Reflectivity in the greenhouse


Usually you want as much of the greenhouse as possible to be white. This reflects light around the greenhouse (good for plant growth) and means that the greenhouse absorbs less heat.


--white ground cover


--white heating and irrigation pipes


--white walls against the header house (non-transparent areas)



Exclude light (and heat) from coming in


  • Use whitewash (paint-like material) that is sprayed onto the outside of the greenhouse for summertime in many areas. There is also chemical used to remove the white wash when one is done with it.


  • Install greenhouse curtains. Traditionally these are placed inside the greenhouse above the trusses (and can be open and closed by your climate computer).


  • Find a way to place curtains outside the greenhouse. These are unusual in North America, but I have seen them in China.


  • If you have excess light/heat year-round, you can install plastic/glass with some light exclusion built in.

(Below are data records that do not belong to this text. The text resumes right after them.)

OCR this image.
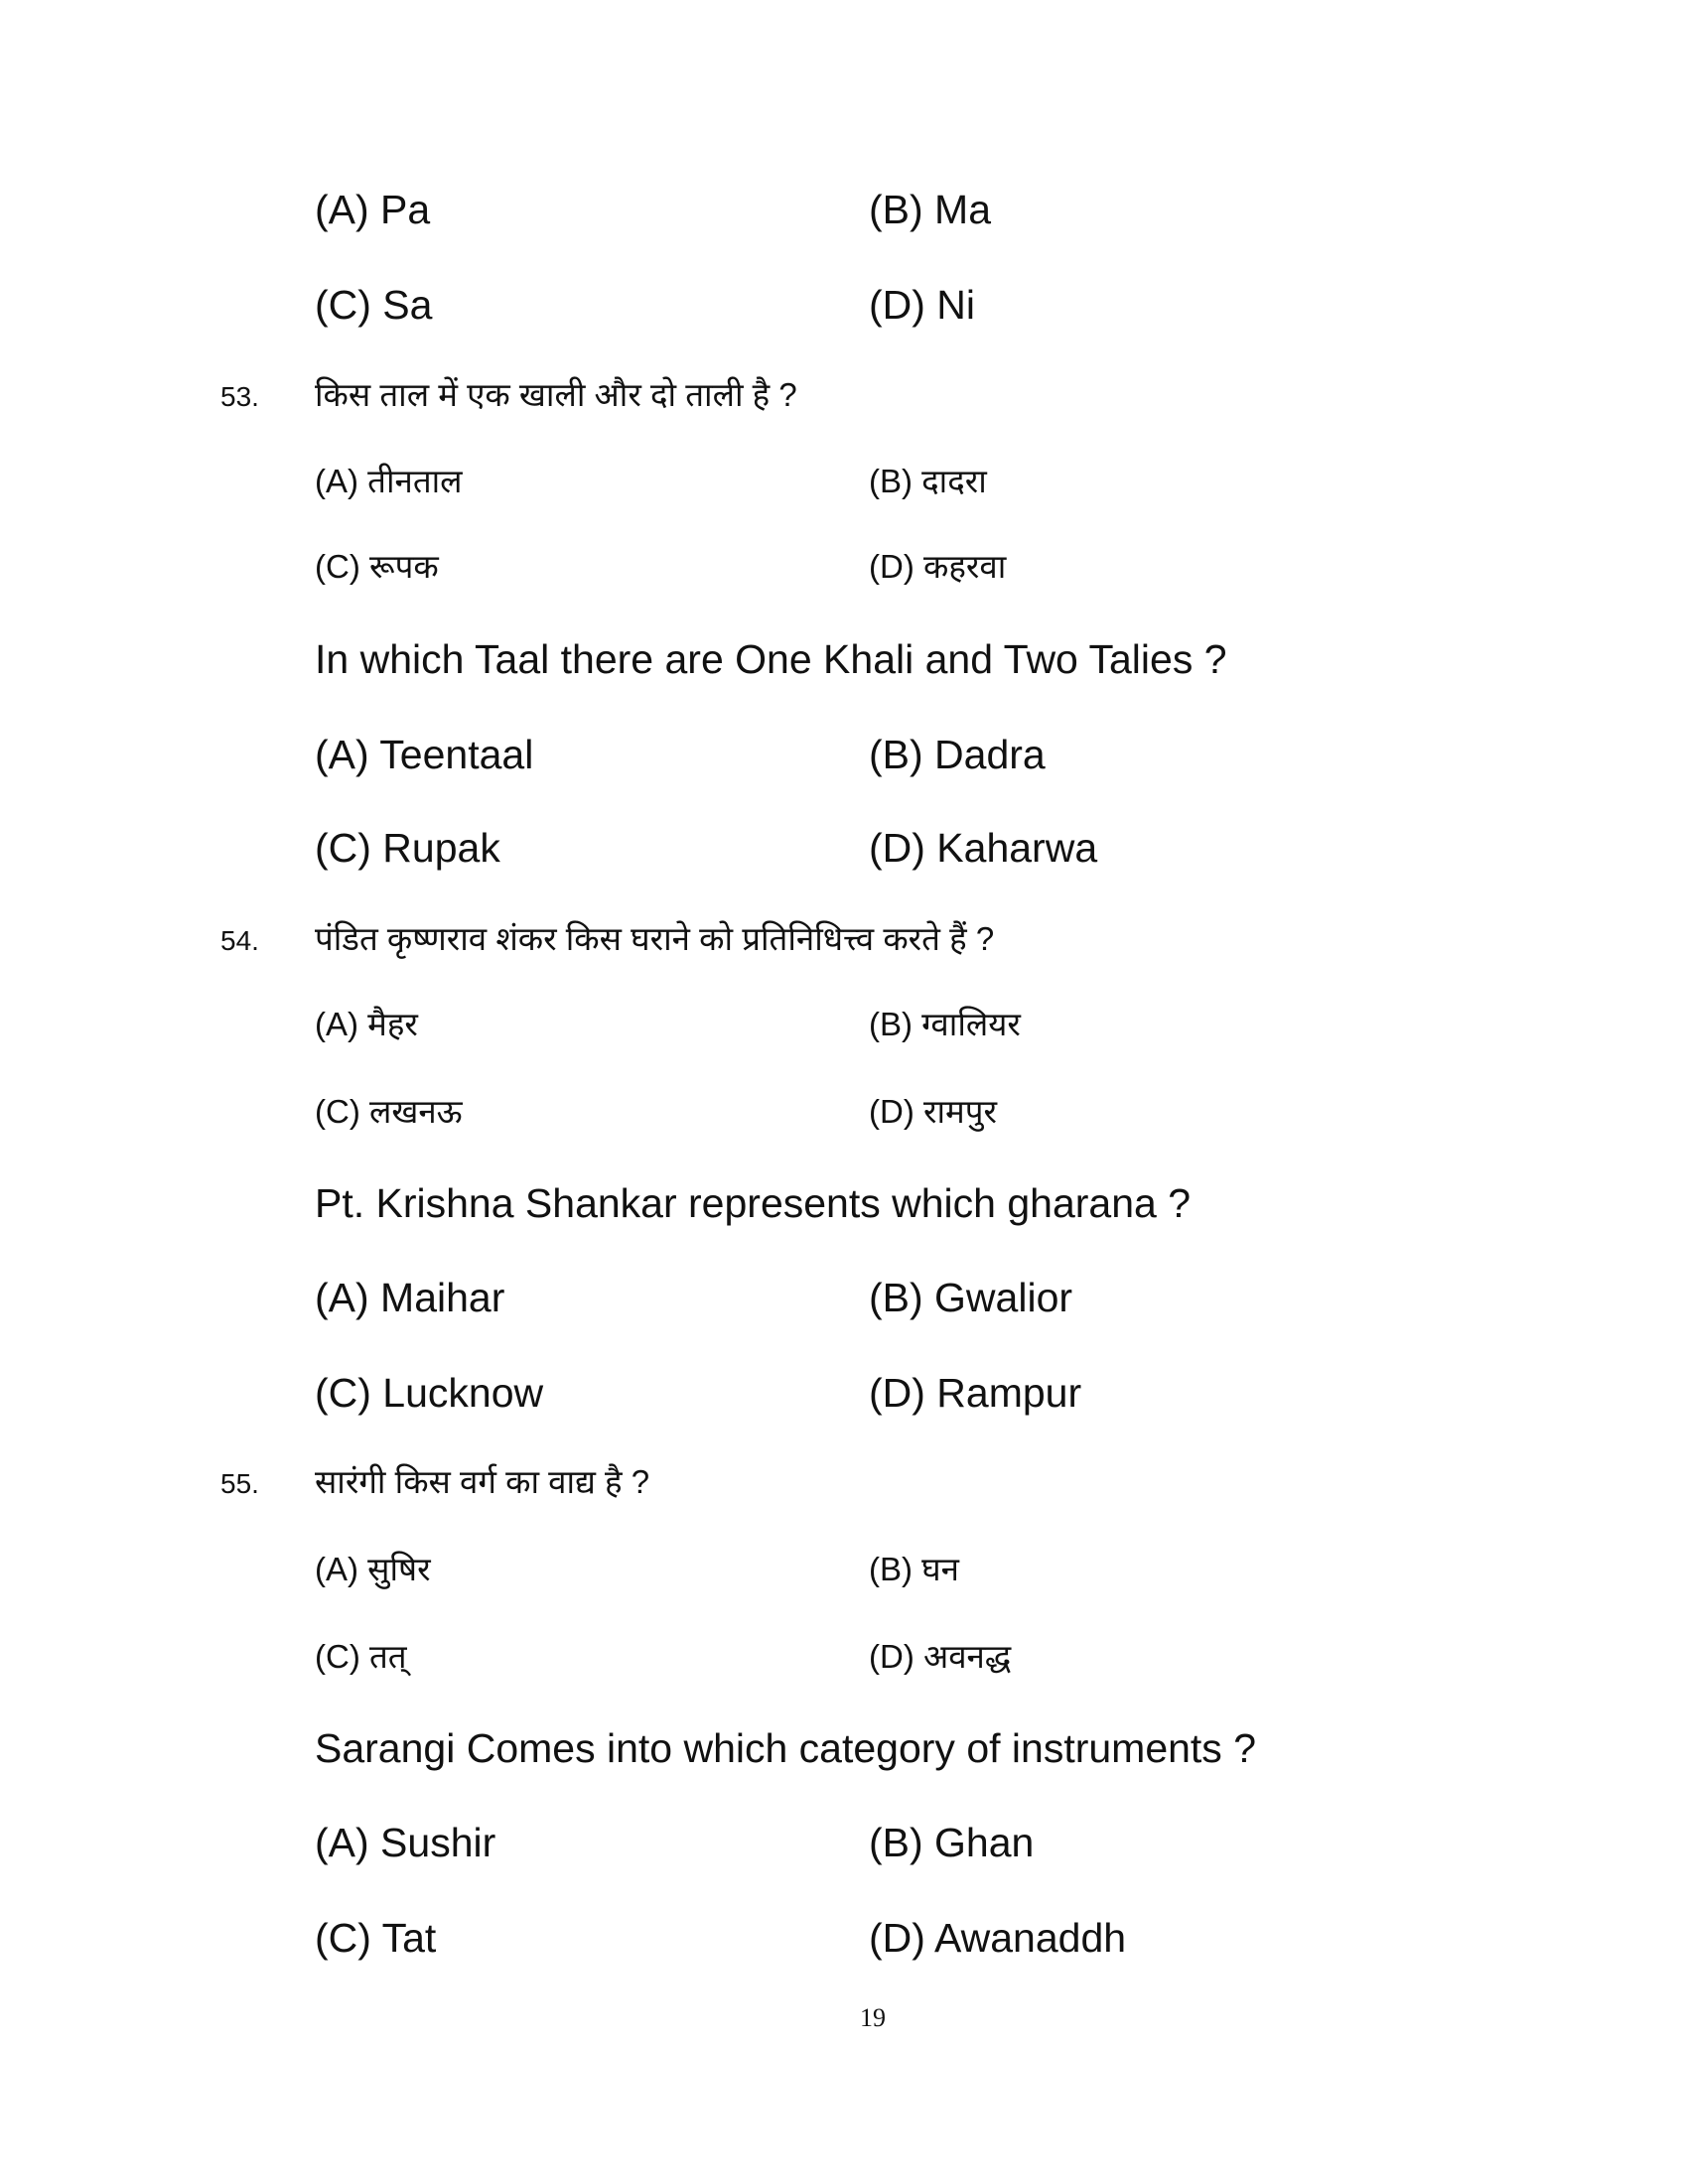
(A) Pa	(B) Ma
(C) Sa	(D) Ni
53. किस ताल में एक खाली और दो ताली है ?
(A) तीनताल	(B) दादरा
(C) रूपक	(D) कहरवा
In which Taal there are One Khali and Two Talies ?
(A) Teentaal	(B) Dadra
(C) Rupak	(D) Kaharwa
54. पंडित कृष्णराव शंकर किस घराने को प्रतिनिधित्त्व करते हैं ?
(A) मैहर	(B) ग्वालियर
(C) लखनऊ	(D) रामपुर
Pt. Krishna Shankar represents which gharana ?
(A) Maihar	(B) Gwalior
(C) Lucknow	(D) Rampur
55. सारंगी किस वर्ग का वाद्य है ?
(A) सुषिर	(B) घन
(C) तत्	(D) अवनद्ध
Sarangi Comes into which category of instruments ?
(A) Sushir	(B) Ghan
(C) Tat	(D) Awanaddh
19
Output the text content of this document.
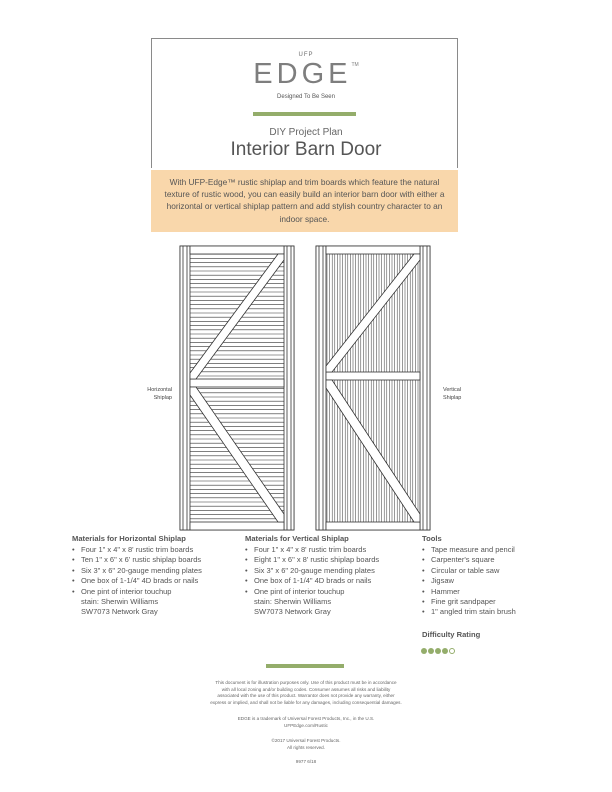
UFP
EDGE™
Designed To Be Seen
DIY Project Plan
Interior Barn Door
With UFP-Edge™ rustic shiplap and trim boards which feature the natural texture of rustic wood, you can easily build an interior barn door with either a horizontal or vertical shiplap pattern and add stylish country character to an indoor space.
Horizontal
Shiplap
Vertical
Shiplap
Materials for Horizontal Shiplap
• Four 1" x 4" x 8' rustic trim boards
• Ten 1" x 6" x 6' rustic shiplap boards
• Six 3" x 6" 20-gauge mending plates
• One box of 1-1/4" 4D brads or nails
• One pint of interior touchup
stain: Sherwin Williams
SW7073 Network Gray
Materials for Vertical Shiplap
• Four 1" x 4" x 8' rustic trim boards
• Eight 1" x 6" x 8' rustic shiplap boards
• Six 3" x 6" 20-gauge mending plates
• One box of 1-1/4" 4D brads or nails
• One pint of interior touchup
stain: Sherwin Williams
SW7073 Network Gray
Tools
• Tape measure and pencil
• Carpenter's square
• Circular or table saw
• Jigsaw
• Hammer
• Fine grit sandpaper
• 1" angled trim stain brush
Difficulty Rating
This document is for illustration purposes only. Use of this product must be in accordance
with all local zoning and/or building codes. Consumer assumes all risks and liability
associated with the use of this product. Warrantor does not provide any warranty, either
express or implied, and shall not be liable for any damages, including consequential damages.
EDGE is a trademark of Universal Forest Products, Inc., in the U.S.
UFPEdge.com/Rustic
©2017 Universal Forest Products.
All rights reserved.
9977 6/18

  • There are some bubble systems which blow soap-like bubbles between the layers of glazing. These can have different characteristics including light exclusion. I know it sounds a bit crazy, but apparently it works. Note, though, that as far as I understand there is some dispute about who invented this (and owns the patent for it). Also I talked to one company about this for our greenhouse, but they were not very interested in quoting for us since we are out in the middle-of-nowhere and our greenhouse is measured in partial hectares not tens of hectares. I don’t know of anyone who works with small greenhouses on this technology.


  • Grow in a warehouse or underground (like in an old mine) instead of in a greenhouse and use lights rather than heat/cool with other systems.



Increase the humidity. 


  • Install misters (good ones are quite expensive, poor ones can create problems).


  • Find a way to wet the floor of the greenhouse during the day.


  • Swamp coolers (running air through a cardboard-like woven material that wicks water). This needs some extra design elements as they can only cool a certain amount of distance away from them.


  • Cooling foggers (there is probably a different name for these, but they basically create a mist throughout the greenhouse).



  • This only works in dry areas; you should try very hard to keep your greenhouse below 85% humidity—in most cases this is much more important than manipulating heat



Active Cooling Systems


  • Air conditioning. Ridiculously expensive (but effective). If you have specialized orchids or some other very challenging but valuable crop this might be worth exploring


  • Heat pumps. Basically a compressor system that runs water from underground or from a lake/river/ocean/pond into the greenhouse through radiator-like mechanisms to remove heat.



Venting 


  • Let as much air from outside run through the greenhouse as possible


  • Roof vents are most common. Some greenhouses allow the roof to open nearly 100%, but most just have vents at the roof that open as the greenhouse is too cold


  • Side vents. Usually the side wall (or much of it opens and allows a breeze through).


  • Fans. Fans push hot air out (negative pressure) or push outside air in (positive pressure — better for insect control if you screen on the outside of the fan). You can also get foggers/misters/swamp coolers that attach to many fans and thus combine these with humidity increase strategies.



Air movement

Use horizontal airflow fans (HAF) to move air in a circular pattern around the greenhouse. Traditionally these are installed above the crop, but I have also seen them installed under benches.


This helps to reduce stratification (layers of different temperature). This way you don’t have a situation where the head of, say, your tomato plant which is 11 feet above the ground (or whatever you have) is much hotter than the bottom of the plant. The plants will respond to the temperature of their head more than other parts, so often you want the whole plant to be similar in temperature.


This also keeps pockets of increased humidity from building around your plant leaves (you want to prevent this).